In the second year, the priority was the construction of a prototype calculus course at Hyde Park (an additional activity was the dissemination of precalculus to a group of schools newly entering the program; similarly, in the third year of the grant, calculus would be spread to these schools). Building the calculus course (and of course its auxiliary precalculus course) at Hyde Park High School therefore was the font and intellectual focus of the entire project.

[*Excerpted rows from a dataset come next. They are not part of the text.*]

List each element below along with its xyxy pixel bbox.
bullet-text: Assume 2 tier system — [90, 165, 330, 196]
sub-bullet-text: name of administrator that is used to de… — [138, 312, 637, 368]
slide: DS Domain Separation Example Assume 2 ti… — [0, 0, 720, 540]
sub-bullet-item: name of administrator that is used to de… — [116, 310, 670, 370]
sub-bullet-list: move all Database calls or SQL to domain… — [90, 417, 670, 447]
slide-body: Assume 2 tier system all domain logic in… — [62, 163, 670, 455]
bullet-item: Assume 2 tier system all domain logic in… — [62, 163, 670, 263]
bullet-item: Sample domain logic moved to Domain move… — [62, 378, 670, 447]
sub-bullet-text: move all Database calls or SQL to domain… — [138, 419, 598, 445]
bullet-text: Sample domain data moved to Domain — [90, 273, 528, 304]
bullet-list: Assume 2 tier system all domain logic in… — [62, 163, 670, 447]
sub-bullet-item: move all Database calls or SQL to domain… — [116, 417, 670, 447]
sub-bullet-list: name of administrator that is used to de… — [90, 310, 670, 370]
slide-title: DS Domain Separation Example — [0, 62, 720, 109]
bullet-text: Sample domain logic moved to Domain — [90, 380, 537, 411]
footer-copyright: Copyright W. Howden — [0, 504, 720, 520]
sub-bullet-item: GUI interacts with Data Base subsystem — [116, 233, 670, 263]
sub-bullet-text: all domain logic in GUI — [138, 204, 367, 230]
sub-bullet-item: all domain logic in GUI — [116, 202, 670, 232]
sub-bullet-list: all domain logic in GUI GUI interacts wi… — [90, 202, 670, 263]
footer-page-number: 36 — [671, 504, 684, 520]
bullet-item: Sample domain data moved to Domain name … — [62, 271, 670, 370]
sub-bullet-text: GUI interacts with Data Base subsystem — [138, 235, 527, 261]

The school designated one of its experienced mathematics teachers, Joanne Saluti-who was also a participant in the reform calculus seminar for Boston teachers-as the instructor of the two-year sequence: precalculus in 1994-5, and then the prototypical calculus course to follow it in 1995-- 6. The school made the commitment to begin offering calculus in 1995-6 with a well-below-normal class size of seven. The number of students of the 1994-5 precalculus had been double that, but not surprisingly, several of these students in precalculus were graduating seniors. (As time progressed, the numbers of students enrolling in calculus in the schools entering the project continued to grow from such small beginnings, to the point where one school, South Boston High, regularly has nearly thirty students in calculus and another, Snowden High-and this is exceptional-actually has two sections of calculus this year [2001-2]). The administration at Hyde Park High also provided additional preparation time for the new course by releasing Ms. Saluti from the corridor and lunch-room tasks which many of the teachers perform. In addition to the instructor and the students, the "team" at Hyde Park consisted of a university "coach" and an undergraduate mentor for the students. The coach is a veteran faculty member with a history of outreach activities; the NSF grant funded his involvement in the form of release-time from a portion of his usual teaching at Northeastern University. The Mentor, Cassandre, was a mathematics major at Northeastern and a senior. Her family is of Haitian origin, as are those of many of the students at Hyde Park High School.